Given that the market isn't rewarding its growth, Noble Midstream has decided to shift gears. It recently completed a major transaction with its parent, oil and gas producer Noble Energy (NBL), which will simplify their relationship and sharpen its focus. It will also have the company slowing its distribution growth rate. However, it hopes this new strategy will create more value for investors over the long term.
Eliminating the overhang and resetting the strategy
Noble Midstream initially planned to increase its distribution to investors by 20% per year through at least 2022. It aimed to fuel that strategy by organically expanding the assets it had previously acquired from Noble Energy and third parties. In addition, it saw further upside potential by purchasing the rest of Noble Energy's midstream assets as well as from completing more third-party transactions.
Investors, however, never fully bought into the company's growth plan. They worried that Noble Midstream would need to stretch itself financially to achieve its goal, which weighed on its valuation. That led the company to pivot from that high-octane growth plan to a more moderate one, with it now targeting 10% annual increases.
As part of that transition, Noble Midstream has agreed to acquire Noble Energy's remaining midstream interests for $1.6 billion in cash and stock, giving it full control over all the infrastructure supporting its parent's U.S. onshore operations. That deal also eliminated the management fee that Noble Midstream paid its parent.
This transaction will do several things for Noble Midstream. Aside from increasing its scale and removing the management fee, the agreement will reduce its leverage and increase distribution coverage, which will create a self-funding entity. As a result, the transaction should wipe away the concerns that the company will need to issue new equity in the future to finance its growth.
Opening the door for new opportunities
On one hand, the deal will further align Noble Midstream with its parent. Noble Energy, for example, will increase its ownership in its MLP from 45% of its outstanding units up to 63%. Furthermore, it's acquiring several additional midstream assets that support the operations of Noble Energy. These include the remaining interests in the Green River, San Juan River, and Blanco River development companies that it didn't already own, as well as 100% stakes in the East Pony Gas complex and the Clayton Williams Pipeline.
However, by acquiring full control over these assets, it frees Noble Midstream up to pursue third-party opportunities on these systems. The company, for example, could expand the capacity of East Pony to serve other producers in the DJ Basin. Meanwhile, the strategic location of the Clayton Williams Pipeline in the Southern Delaware Basin should enable it to secure opportunities to connect newly drilled third-party wells to that system. By adding other customers to these assets, Noble Midstream will further reduce its reliance on Noble Energy to support its growth.
The company has done an excellent job leveraging its midstream footprint to support third-party growth in recent years.
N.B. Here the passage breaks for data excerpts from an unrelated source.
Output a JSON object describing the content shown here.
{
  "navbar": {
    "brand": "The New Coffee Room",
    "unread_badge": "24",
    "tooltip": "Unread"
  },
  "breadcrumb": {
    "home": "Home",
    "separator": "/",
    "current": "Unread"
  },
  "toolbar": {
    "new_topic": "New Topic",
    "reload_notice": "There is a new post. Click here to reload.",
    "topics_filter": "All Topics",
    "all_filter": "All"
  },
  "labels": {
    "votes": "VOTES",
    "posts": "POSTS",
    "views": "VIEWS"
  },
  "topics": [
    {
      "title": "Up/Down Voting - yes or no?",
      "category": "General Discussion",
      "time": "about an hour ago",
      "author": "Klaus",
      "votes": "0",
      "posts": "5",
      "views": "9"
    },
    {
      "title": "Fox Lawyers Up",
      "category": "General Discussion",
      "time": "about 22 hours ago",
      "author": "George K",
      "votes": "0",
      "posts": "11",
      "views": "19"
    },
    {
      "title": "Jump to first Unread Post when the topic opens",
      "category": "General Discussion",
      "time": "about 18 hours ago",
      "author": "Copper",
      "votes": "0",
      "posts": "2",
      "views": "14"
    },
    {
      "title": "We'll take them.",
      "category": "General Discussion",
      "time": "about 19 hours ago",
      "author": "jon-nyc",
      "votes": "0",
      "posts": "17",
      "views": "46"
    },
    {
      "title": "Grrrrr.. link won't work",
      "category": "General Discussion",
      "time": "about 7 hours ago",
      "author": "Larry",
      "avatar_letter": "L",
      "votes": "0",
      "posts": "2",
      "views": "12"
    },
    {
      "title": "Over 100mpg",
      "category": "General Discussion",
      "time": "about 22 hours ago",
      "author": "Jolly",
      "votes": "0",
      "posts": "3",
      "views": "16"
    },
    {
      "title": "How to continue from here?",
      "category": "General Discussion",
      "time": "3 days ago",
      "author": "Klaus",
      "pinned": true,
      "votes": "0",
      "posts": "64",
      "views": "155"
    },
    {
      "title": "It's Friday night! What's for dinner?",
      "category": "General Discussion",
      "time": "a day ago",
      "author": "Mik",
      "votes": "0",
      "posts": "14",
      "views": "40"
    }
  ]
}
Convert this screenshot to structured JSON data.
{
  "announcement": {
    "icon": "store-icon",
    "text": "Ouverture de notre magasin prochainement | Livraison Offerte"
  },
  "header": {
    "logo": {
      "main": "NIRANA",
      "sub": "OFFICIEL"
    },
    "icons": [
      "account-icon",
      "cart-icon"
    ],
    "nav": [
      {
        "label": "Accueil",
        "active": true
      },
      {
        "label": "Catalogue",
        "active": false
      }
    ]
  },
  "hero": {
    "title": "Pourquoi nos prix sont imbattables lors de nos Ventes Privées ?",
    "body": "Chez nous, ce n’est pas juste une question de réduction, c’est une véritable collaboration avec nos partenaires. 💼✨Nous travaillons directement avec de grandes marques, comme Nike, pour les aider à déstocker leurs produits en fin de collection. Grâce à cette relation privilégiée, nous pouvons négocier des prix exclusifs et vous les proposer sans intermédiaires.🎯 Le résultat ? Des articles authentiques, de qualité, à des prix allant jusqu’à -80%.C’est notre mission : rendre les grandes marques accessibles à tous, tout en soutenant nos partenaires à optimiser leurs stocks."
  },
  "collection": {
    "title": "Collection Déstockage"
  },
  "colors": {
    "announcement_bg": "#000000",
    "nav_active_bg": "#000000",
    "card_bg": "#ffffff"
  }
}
When Noble Midstream completed its IPO in 2016, Noble Energy was its only customer. Today, however, it has more than 30 customers on its systems. In addition, it has grown well beyond its initial focus of gathering and processing oil and gas by also investing in several long-haul pipelines, which provide a more predictable cash flow stream. Noble Midstream's diversification will probably continue as the company uses its increased scale to invest in new projects that support the needs of its growing customer roster.
High yield with less risk
Noble Midstream's strategy shift will enhance its financial profile. Because of that, there's an increased probability that the company will achieve its less ambitious distribution growth target since it's freeing up more of its cash flow to invest in expansion projects. That lower risk profile makes it a much more intriguing option for investors seeking a steadily growing income stream.